The issue with an update like this, is that information is lost - specifically, the first version of Bob's comment. The downstream effect this has can be seen when Bill comes along and reads Bob's edited comment followed by Sue's reply to Bob's original comment. Depending on what Bob changed, Sue's reply may not make sense resulting in confusion for Bill. In a sense, the comment thread is in a corrupt state since Sue's reply is no longer associated with its primary source, Bob's original comment.

This type of situation is exactly why applying provenance techniques is often desired or necessary. The practical value of recording provenance is the ability to reproduce the state of an object in your application at any point in time. Modifying something removes the ability to reproduce past versions.

An important tenant when applying data provenance techniques is to treat everything as immutable. In practice, this means when Bob submits an edit to his original comment, a new comment is created alongside the original one. The provenance mentioned above would be captured since it is a new entity, but it has one additional relation to the original comment, known as a revision, which is a form of derivation (think version control).

When an update occurs, the previous state of that comment is implicitly invalidated since it's overwritten. Since we do not modify or delete things in provenance-land, we must emulate this by recording an invalidation event for the first comment:

Invalidation is the start of the destruction, cessation, or expiry of an existing entity by an activity. The entity is no longer available for use (or further invalidation) after invalidation.

The provenance graph of Bob's comments now looks like this:

PROV update graph

At first glance, this graph looks complicated, however it reflects everything that has influenced Bob's comment. Sue's comment was not included for brevity, however her comment would have a relation to Bob's original comment denoting it was derived from it in some way (e.g primary source or possibly a quotation).

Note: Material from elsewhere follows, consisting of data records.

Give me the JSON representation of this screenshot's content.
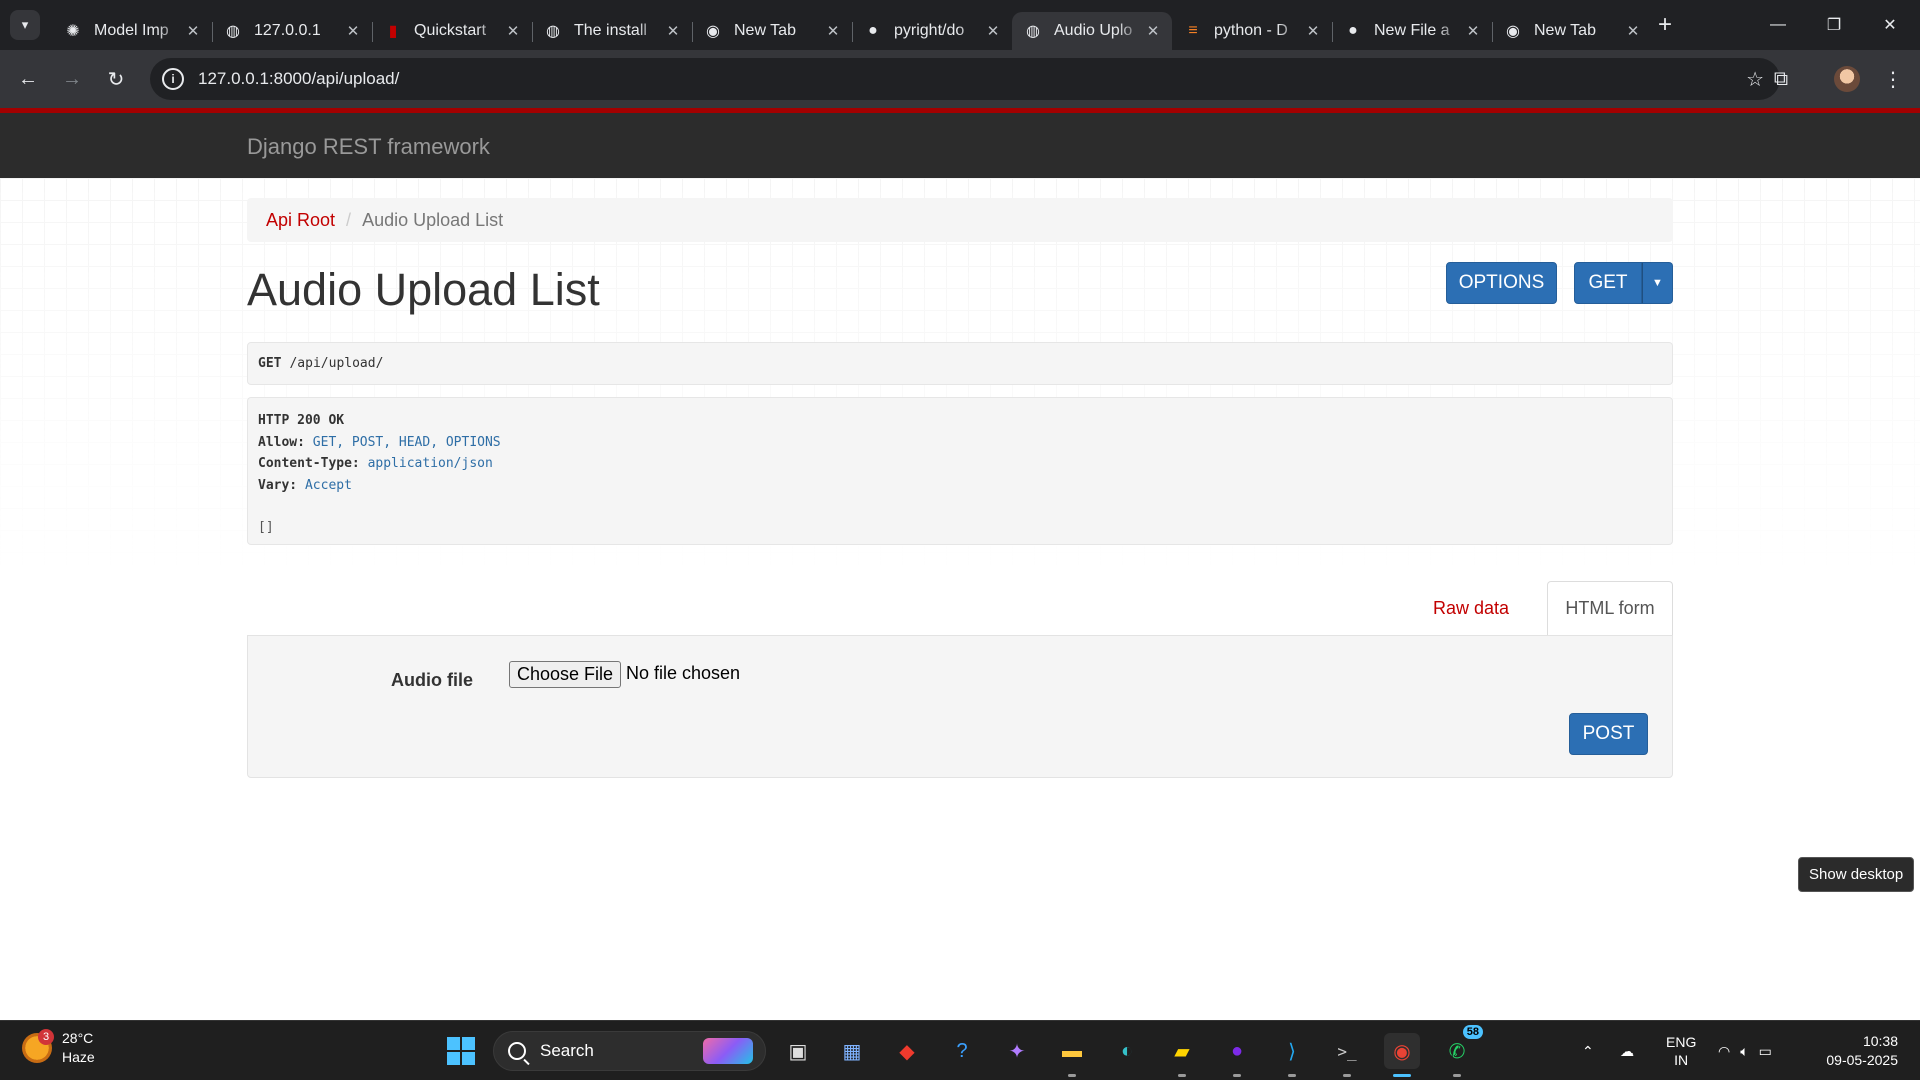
{
  "browser": {
    "tabs": [
      {
        "title": "Model Imp",
        "favicon": "openai-icon",
        "color": "#e8eaed",
        "active": false
      },
      {
        "title": "127.0.0.1",
        "favicon": "globe-icon",
        "color": "#e8eaed",
        "active": false
      },
      {
        "title": "Quickstart",
        "favicon": "django-rest-icon",
        "color": "#c20000",
        "active": false
      },
      {
        "title": "The install",
        "favicon": "globe-icon",
        "color": "#e8eaed",
        "active": false
      },
      {
        "title": "New Tab",
        "favicon": "chrome-icon",
        "color": "#e8eaed",
        "active": false
      },
      {
        "title": "pyright/do",
        "favicon": "github-icon",
        "color": "#e8eaed",
        "active": false
      },
      {
        "title": "Audio Uplo",
        "favicon": "globe-icon",
        "color": "#e8eaed",
        "active": true
      },
      {
        "title": "python - D",
        "favicon": "stackoverflow-icon",
        "color": "#f48024",
        "active": false
      },
      {
        "title": "New File a",
        "favicon": "github-icon",
        "color": "#e8eaed",
        "active": false
      },
      {
        "title": "New Tab",
        "favicon": "chrome-icon",
        "color": "#e8eaed",
        "active": false
      }
    ],
    "url": "127.0.0.1:8000/api/upload/"
  },
  "page": {
    "brand": "Django REST framework",
    "breadcrumb": {
      "root": "Api Root",
      "separator": "/",
      "current": "Audio Upload List"
    },
    "title": "Audio Upload List",
    "buttons": {
      "options": "OPTIONS",
      "get": "GET",
      "post": "POST"
    },
    "request": {
      "method": "GET",
      "path": "/api/upload/"
    },
    "response": {
      "status": "HTTP 200 OK",
      "headers": [
        {
          "key": "Allow:",
          "value": "GET, POST, HEAD, OPTIONS"
        },
        {
          "key": "Content-Type:",
          "value": "application/json"
        },
        {
          "key": "Vary:",
          "value": "Accept"
        }
      ],
      "body": "[]"
    },
    "form_tabs": {
      "raw": "Raw data",
      "html": "HTML form"
    },
    "form": {
      "label": "Audio file",
      "choose_button": "Choose File",
      "file_status": "No file chosen"
    },
    "accent_color": "#c20000",
    "button_color": "#2c6fb4"
  },
  "tooltip": "Show desktop",
  "taskbar": {
    "weather": {
      "badge": "3",
      "temp": "28°C",
      "condition": "Haze"
    },
    "search_label": "Search",
    "whatsapp_badge": "58",
    "language": {
      "line1": "ENG",
      "line2": "IN"
    },
    "time": "10:38",
    "date": "09-05-2025"
  }
}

  • Modifications to a comment result in data loss and corrupt the context of any replies.
  • An update/edit should create a new comment following the same provenance capture as stated above.
  • A revision derivation between the new comment and old one is created to establish how the new one came to be. The comments themselves combined with the derivation relations represents the comment's revision history.
  • Since we are emulating an update action, the activity used to create the new comment (submitting the web form) was also the activity that invalidated the previous comment.

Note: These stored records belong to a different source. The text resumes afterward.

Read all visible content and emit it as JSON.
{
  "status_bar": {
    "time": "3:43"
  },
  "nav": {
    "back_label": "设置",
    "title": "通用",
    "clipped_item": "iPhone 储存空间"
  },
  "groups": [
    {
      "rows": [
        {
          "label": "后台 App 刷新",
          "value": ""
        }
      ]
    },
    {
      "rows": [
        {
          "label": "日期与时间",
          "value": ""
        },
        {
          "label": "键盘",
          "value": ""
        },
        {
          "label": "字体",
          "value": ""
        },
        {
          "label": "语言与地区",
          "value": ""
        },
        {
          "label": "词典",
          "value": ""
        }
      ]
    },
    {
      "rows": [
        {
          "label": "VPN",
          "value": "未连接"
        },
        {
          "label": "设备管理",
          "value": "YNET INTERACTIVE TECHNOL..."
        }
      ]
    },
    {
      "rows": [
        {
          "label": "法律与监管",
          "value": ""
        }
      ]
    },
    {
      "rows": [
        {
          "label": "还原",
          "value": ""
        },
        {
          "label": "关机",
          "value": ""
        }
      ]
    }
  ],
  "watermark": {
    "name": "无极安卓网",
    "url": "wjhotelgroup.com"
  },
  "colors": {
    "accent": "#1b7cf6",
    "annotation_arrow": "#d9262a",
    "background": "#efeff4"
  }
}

How would the provenance look if the post changes? What would happen if someone replied to Bob's comment after the post changed?

Applied Provenance

Although this is a simple example, the utility of provenance can apply to every aspect of the world. To quote Wikipedia:

Provenance (from the French provenir, "to come from") is the chronology of the ownership, custody or location of a historical object. The term was originally mostly used in relation to works of art, but is now used in similar senses in a wide range of fields, including archaeology, paleontology, archives, manuscripts, printed books, and science and computing.

In the clinical research and healthcare fields (where I work), provenance is essential due to the breadth and variability of domains and data formats. Much of healthcare data is free-text or in formats that require heavy processing before being used in secondary applications. Data processing increases the likelihood of error and descreases its certainy at every (non-trivial) step unless it is known how the data was derived from its source.

Putting in the effort to apply these simple techniques to your applications or processes will increase the trustworthiness, reliability, and overall quality of the data.